Die Bank

Für eine Bank vorm Haus schlug schon immer mein Herz, der Gemütlichkeit halber und vielleicht ein wenig wegen der schönen Erinnerungen an Damals. Dass vor jedem Haus eine Holzbank die Wand meist frontal schmückte, war nicht ungewöhnlich. Irgendwie machte dieses Bild einen sittsamen Eindruck, besonders wenn Mutter mit der Nachbarin beim Klönen Strickmuster austauschte. Der mit Wolleballen und Stricknadeln gefüllte und unter der Bank verstaute Weidekorb vervollständigte das mir so vertraute Bild, sowie die klangvoll klappernden Stricknadeln. Es machte mich als Kind unbeschreiblich glücklich, wenn ich Mutter in unmittelbarer Nähe wusste. Mit einem herrlichen Gefühl der Geborgenheit lief ich ständig zu ihr hinüber, sie schnell nebenbei einmal zu drücken oder mir ein Küsschen auf die Wange einzufangen. Mutter war mein Ein und Alles und erst recht in der mir ach so endlos vorkommenden Zeit, wenn Vater auf der Zeche arbeitete. Aber sobald ich von weitem auch nur das leiseste Geräusch seiner Fahrradklingel vernahm, waren weder sie, meine Spielkameraden noch der Sandkasten interessant. Freudestrahlend rannte ich ihm mit der Geschwindigkeit eines Kometen entgegen, um mir bloß nicht die Runde um den Häuserblock entgehen zu lassen . Fast schon wie ein Ritual handhabten wir die Begrüßungszeremonie, welche grundsätzlich am Küchentisch auf seinem Schoß endete. Ihm beim Essen Gesellschaft zu leisten und vom Eintopfgericht immer wieder kosten zu dürfen, empfand ich als das Größte. Dabei war es keine Seltenheit, wenn er vor lauter Müdigkeit einfach über dem Teller einnickte.

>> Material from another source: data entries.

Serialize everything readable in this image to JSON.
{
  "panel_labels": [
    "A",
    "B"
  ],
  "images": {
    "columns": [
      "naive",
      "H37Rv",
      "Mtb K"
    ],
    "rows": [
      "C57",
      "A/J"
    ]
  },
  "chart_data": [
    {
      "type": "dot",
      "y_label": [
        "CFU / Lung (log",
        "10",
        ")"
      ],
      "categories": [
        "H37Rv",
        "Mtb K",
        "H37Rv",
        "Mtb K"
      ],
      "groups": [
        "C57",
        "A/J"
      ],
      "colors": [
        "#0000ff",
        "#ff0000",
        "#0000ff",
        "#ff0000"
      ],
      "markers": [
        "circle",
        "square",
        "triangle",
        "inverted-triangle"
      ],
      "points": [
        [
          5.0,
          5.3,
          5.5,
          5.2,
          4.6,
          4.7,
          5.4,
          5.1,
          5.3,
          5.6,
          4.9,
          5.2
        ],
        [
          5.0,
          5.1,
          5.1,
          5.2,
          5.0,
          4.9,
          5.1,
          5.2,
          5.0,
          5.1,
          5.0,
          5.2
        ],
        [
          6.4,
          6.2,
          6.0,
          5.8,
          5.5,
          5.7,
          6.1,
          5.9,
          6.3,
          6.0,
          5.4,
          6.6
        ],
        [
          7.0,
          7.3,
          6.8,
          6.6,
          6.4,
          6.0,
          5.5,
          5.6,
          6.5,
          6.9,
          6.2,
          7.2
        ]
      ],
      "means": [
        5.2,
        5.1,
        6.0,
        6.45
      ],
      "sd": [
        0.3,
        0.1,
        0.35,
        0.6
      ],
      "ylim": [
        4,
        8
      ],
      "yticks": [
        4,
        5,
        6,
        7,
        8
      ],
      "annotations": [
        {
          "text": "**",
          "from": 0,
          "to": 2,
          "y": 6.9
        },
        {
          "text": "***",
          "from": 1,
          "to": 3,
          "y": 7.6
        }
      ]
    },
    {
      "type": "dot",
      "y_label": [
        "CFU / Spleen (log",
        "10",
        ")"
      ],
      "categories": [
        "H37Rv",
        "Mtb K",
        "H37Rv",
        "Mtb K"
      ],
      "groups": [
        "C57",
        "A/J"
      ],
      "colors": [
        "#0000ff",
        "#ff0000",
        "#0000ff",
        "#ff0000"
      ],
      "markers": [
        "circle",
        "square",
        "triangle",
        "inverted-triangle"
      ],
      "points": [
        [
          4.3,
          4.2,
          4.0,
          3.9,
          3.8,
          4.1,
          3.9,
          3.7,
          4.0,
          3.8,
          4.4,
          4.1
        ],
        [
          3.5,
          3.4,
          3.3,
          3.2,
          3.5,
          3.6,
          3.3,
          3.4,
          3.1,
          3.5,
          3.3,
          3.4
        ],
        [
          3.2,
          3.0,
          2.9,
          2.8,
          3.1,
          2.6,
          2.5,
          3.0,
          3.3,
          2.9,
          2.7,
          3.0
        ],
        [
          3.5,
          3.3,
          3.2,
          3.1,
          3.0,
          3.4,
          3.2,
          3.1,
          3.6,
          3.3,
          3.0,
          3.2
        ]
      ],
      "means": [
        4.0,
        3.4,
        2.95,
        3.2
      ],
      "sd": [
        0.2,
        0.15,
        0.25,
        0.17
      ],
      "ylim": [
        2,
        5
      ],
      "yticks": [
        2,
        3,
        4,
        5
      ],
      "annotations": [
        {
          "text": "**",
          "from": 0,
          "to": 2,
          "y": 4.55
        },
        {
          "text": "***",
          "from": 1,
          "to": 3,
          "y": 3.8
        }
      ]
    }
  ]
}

Liebend gern rufe ich mir die milden Sommerabende ins Gedächtnis, an denen meine Eltern vor dem Haus auf der Bank mit Freunden und Nachbarn saßen und sich unterhielten. Während sich Vater meistens auf dem weißlackierten Küchenstuhl mit selbstgenähtem Stuhlkissen platzierte, hockte Mutter auf der winzigen Treppe zum Hauseingang. Manchmal spendierte sie ein Gläschen "Aufgesetzten", wenn auch nur zu besonderen Anlässen. Wie viel Verständnis und Behaglichkeit von diesem Miteinander ausging, ist heute glaube ich, kaum noch nachvollziehbar. Mit dieser Aussage will ich auf keinen Fall den Anschein erwecken vom Realitätssinn verlassen worden zu sein oder gar die Behauptung aufstellen, es hätte niemals so richtig gefetzt. Oh doch, mir ist vollkommen bewusst, dass auch damals Machtkämpfe ausgetragen oder Nachbarschaftsstreitigkeiten beim Schiedsmann geschlichtet wurden. Aber in der Tat fiel es gegenüber der heutigen Glamourzeit, wo einer den anderen mit aller Macht versucht zu überbieten und das Materielle vordergründlich ist, versöhnend aufeinander zuzugehen nicht so schwer. Dass Neid, Hochmut und Arroganz unser heutiges Leben bestimmen, wird leider immer öfter durch meterhohe Lebensbäume an Gartenzäunen und Grundstücksgrenzen deutlich gemacht. Sicherlich erklärt dies auch, warum die Bänke vor den Häusern keine Sitzmöglichkeit bieten, dafür aber kostspielig und aufwendig von oben und unten zudekoriert sind.